From Diplomacy to Military Action: The Escalation Pipeline
The JCPOA’s absence removed the primary diplomatic circuit breaker between suspected Iranian weapons development and military intervention. Under the deal, disputes were resolved through a Joint Commission process involving all signatories. Enrichment violations triggered snapback sanctions, not airstrikes. Without this framework, intelligence assessments of Iranian enrichment now directly inform targeting decisions.
When IAEA inspectors lose access, intelligence agencies fill the gap using satellite imagery, signals intercepts, and human sources. This creates ambiguity: enrichment levels can be estimated but not confirmed, and stockpiles can be hidden or dispersed. The resulting uncertainty incentivises preventive strikes—if you cannot verify that Iran is not producing weapons-grade material, military planners assume it is.
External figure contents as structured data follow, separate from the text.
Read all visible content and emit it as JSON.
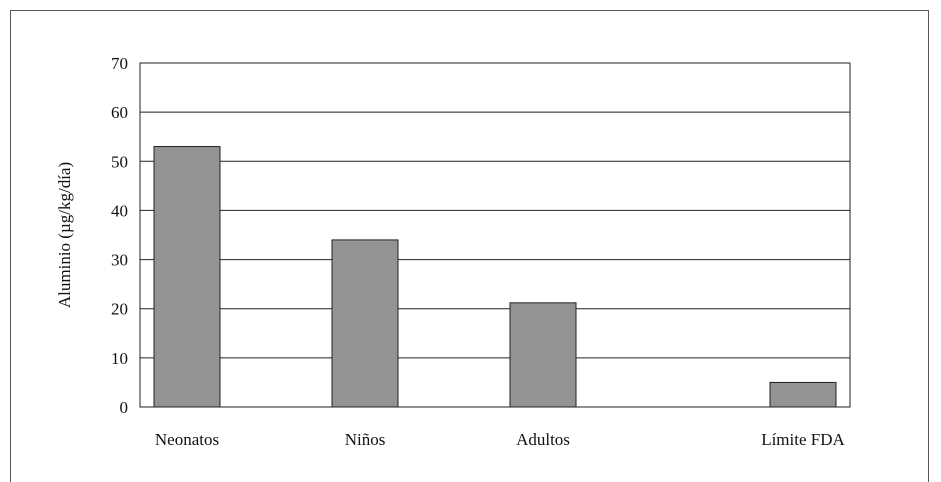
{
  "chart_data": {
    "type": "bar",
    "title": "",
    "xlabel": "",
    "ylabel": "Aluminio (µg/kg/día)",
    "categories": [
      "Neonatos",
      "Niños",
      "Adultos",
      "Límite FDA"
    ],
    "values": [
      53,
      34,
      21.2,
      5
    ],
    "ylim": [
      0,
      70
    ],
    "yticks": [
      "0",
      "10",
      "20",
      "30",
      "40",
      "50",
      "60",
      "70"
    ],
    "grid": true,
    "legend": "none",
    "bar_color": "#939393",
    "bar_edge_color": "#222222",
    "grid_color": "#222222"
  }
}
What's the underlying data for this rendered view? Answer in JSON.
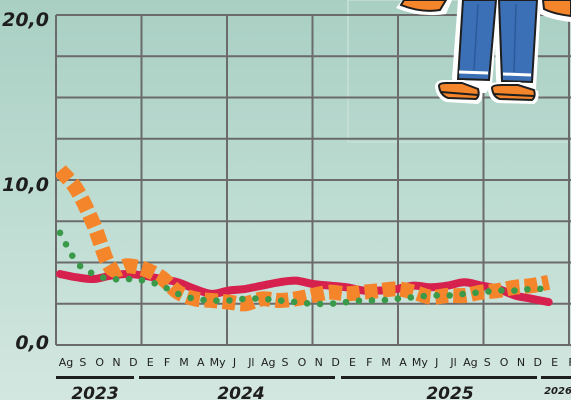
{
  "chart_data": {
    "type": "line",
    "ylim": [
      0,
      20
    ],
    "grid": true,
    "y_ticks": [
      "0,0",
      "10,0",
      "20,0"
    ],
    "month_labels": [
      "Ag",
      "S",
      "O",
      "N",
      "D",
      "E",
      "F",
      "M",
      "A",
      "My",
      "J",
      "Jl",
      "Ag",
      "S",
      "O",
      "N",
      "D",
      "E",
      "F",
      "M",
      "A",
      "My",
      "J",
      "Jl",
      "Ag",
      "S",
      "O",
      "N",
      "D",
      "E",
      "F"
    ],
    "year_labels": [
      "2023",
      "2024",
      "2025",
      "2026"
    ],
    "series": [
      {
        "name": "",
        "color": "#f5852a",
        "style": "thick-dashed",
        "values": [
          10.6,
          9.4,
          7.3,
          4.7,
          4.8,
          4.6,
          4.1,
          3.2,
          2.8,
          2.7,
          2.6,
          2.5,
          2.8,
          2.7,
          2.8,
          3.0,
          3.2,
          3.1,
          3.2,
          3.3,
          3.4,
          3.2,
          2.9,
          3.0,
          3.0,
          3.2,
          3.3,
          3.5,
          3.6,
          3.8
        ]
      },
      {
        "name": "",
        "color": "#d6214f",
        "style": "solid",
        "values": [
          4.3,
          4.1,
          4.0,
          4.2,
          4.3,
          4.2,
          4.0,
          3.8,
          3.4,
          3.1,
          3.3,
          3.4,
          3.6,
          3.8,
          3.9,
          3.7,
          3.6,
          3.5,
          3.3,
          3.3,
          3.4,
          3.6,
          3.5,
          3.6,
          3.8,
          3.6,
          3.4,
          3.0,
          2.8,
          2.6
        ]
      },
      {
        "name": "",
        "color": "#3a9a4a",
        "style": "dotted",
        "values": [
          6.8,
          5.0,
          4.3,
          4.0,
          4.0,
          3.9,
          3.6,
          3.1,
          2.8,
          2.7,
          2.7,
          2.8,
          2.8,
          2.7,
          2.6,
          2.5,
          2.5,
          2.6,
          2.7,
          2.7,
          2.8,
          2.9,
          3.0,
          3.0,
          3.1,
          3.2,
          3.3,
          3.3,
          3.4,
          3.4
        ]
      }
    ]
  }
}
The current military escalation reflects this dynamic. Israel’s strike on the Arak reactor and reported U.S. contingency planning for uranium seizure are responses to an enrichment programme that operates without the transparency mechanisms the JCPOA provided. The deal’s monitoring regime would have detected Iran’s 60% enrichment years before stockpiles became militarily significant, allowing for sanctions and negotiations rather than kinetic action.
The economic dimension has also shifted. Under the JCPOA, Iran’s oil exports were legitimate, reducing Tehran’s incentive to threaten Strait of Hormuz closures. Post-withdrawal, Iran’s revenue depends on sanction evasion, making regional disruption a strategic lever. Oil markets now price conflict risk directly, with risk premiums swinging on diplomatic signals rather than stable frameworks.
Why Reviving the JCPOA Remains Difficult
Negotiations to restore the agreement stalled in 2022. The Brookings Institution identified three structural obstacles. First, Iran’s advanced centrifuge knowledge cannot be reversed—even if the deal were restored, breakout time would remain shorter than in 2015. Second, U.S. domestic politics make sanctions relief unreliable; any future administration can reimpose measures. Third, Iran’s regional posture—support for Hezbollah, the Houthis, and Iraqi militias—has hardened opposition among Gulf states and Israel, who now view any deal as insufficient.
- The JCPOA limited Iran to 3.67% enrichment and 300 kg stockpiles in exchange for sanctions relief, verified by continuous IAEA monitoring.
- U.S. withdrawal in 2018 triggered cascading breaches; Iran now enriches uranium to 60%-83.7%, reducing breakout time from 12+ months to weeks.
- Collapsed monitoring mechanisms leave intelligence gaps, increasing pressure for preventive military strikes.
- Structural obstacles—irreversible technological advances, political unreliability, and regional security shifts—make restoration difficult without major diplomatic restructuring.